Marmara depreminin yıl dönümü dolayısıyla değerlendirmelerde bulunan Prof. Dr. Naci Görür ise depremlerin kaçınılmaz olduğunu belirterek, insanları depremin değil, göçen binaların öldürdüğüne dikkat çekti. “Yeni bina yapımında kat sayısını azaltmak ve hafif malzeme kullanmak önemli” diyen Naci Görür, şu değerlendirmelerde bulundu: “Öncelikle ilk hatırlamamız gereken şey şu ki insanı deprem öldürmüyor.
Bizler, evlerimizi deprem zone’larında kurmuşuz çünkü buralar aynı zamanda dünyanın en verimli yerleri. Ancak onun dinamiğine uygun yapılar yaparak, tasarlayarak ve şehirler kurarak depremin zararlarını azaltmamız lazım. Modern dünyada, depremden önce kentler depreme hazırlanır. Japonya’da bizim gibi depremler oluyor, bizde on binler hayatını kaybederken, orada 3-4 kişi tesadüfen ölüyor. Deprem olmadan önce kenti depreme dayanıklı hale getirmeli” dedi
“Dünyada binaların çoğu çelik”
Dünyada depreme dirençli kentler oluşturmak için özellikle çelik yapıların tercih edildiğini belirten Prof. Dr. Görür, şunları söyledi: “Yeni bina yapımında kat sayısını azaltmak ve hafif malzemeden yapmak lazım. Çelik buna uygun. Çünkü tüm dünyada, deprem ülkelerinde binaların önemli kısmı çelikle imal ediliyor.”
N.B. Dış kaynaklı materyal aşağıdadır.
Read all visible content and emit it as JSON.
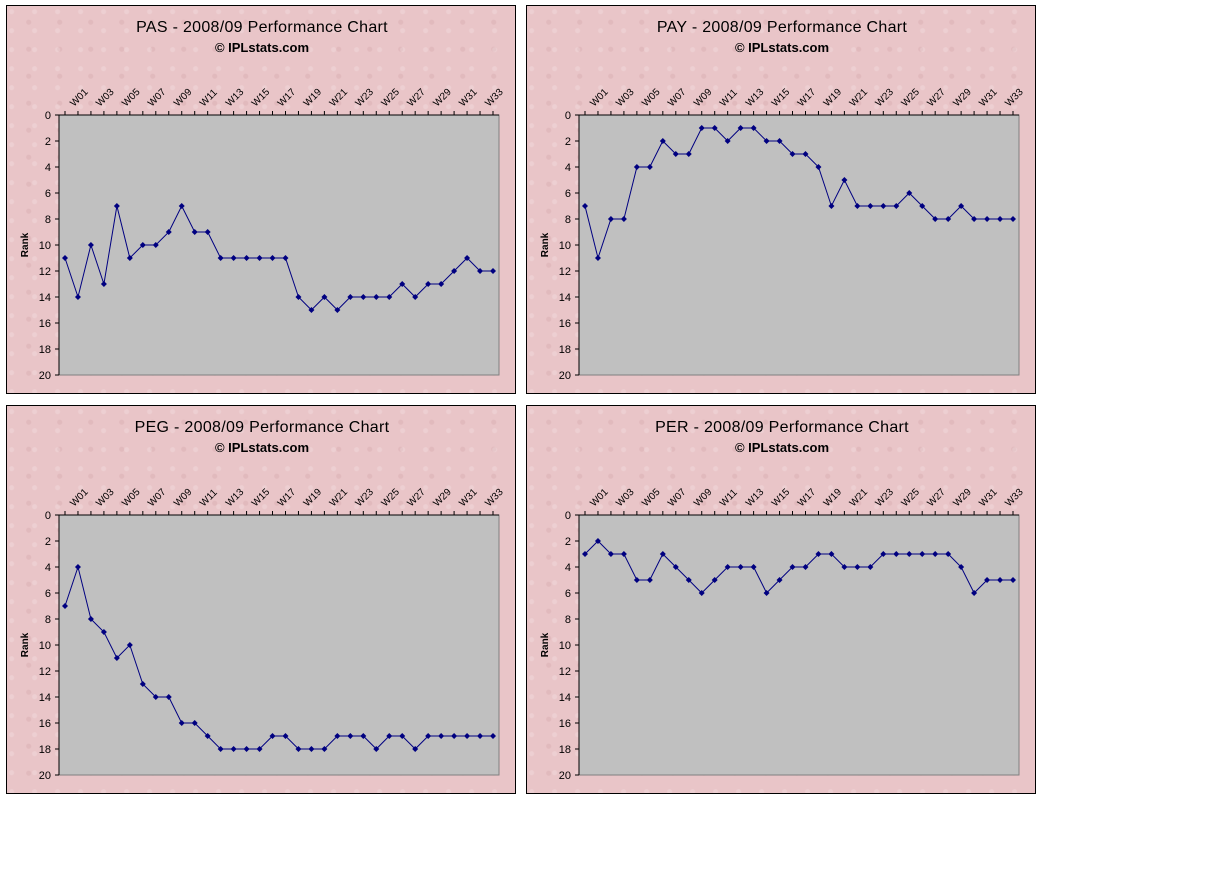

İstanbul’da kiralar yükselişte
Söz konusu rapor, Türkiye genelinde satılık ve kiralık konut fiyatlarındaki değişimlerini de ortaya koyuyor. Rapora göre, İstanbul, İzmir ve Bursa gibi büyük şehirlerde satılık konut fiyatları yüzde 3 ila yüzde 4 arasında artış gösterirken, Antalya ve Aydın’da yüzde 2 oranında bir düşüş yaşandı. Kiralık konut piyasasında ise İstanbul’da yüzde 19, Ankara’da yüzde 8 oranında belirgin artışlar gözlemlenirken, İzmir’de fiyatların sabit kaldığı görüldü. Konut arama oranlarına bakıldığında ise tüketicilerin yüzde 52’sinin satılık, yüzde 48’inin ise kiralık konut arayışında olduğu görüldü.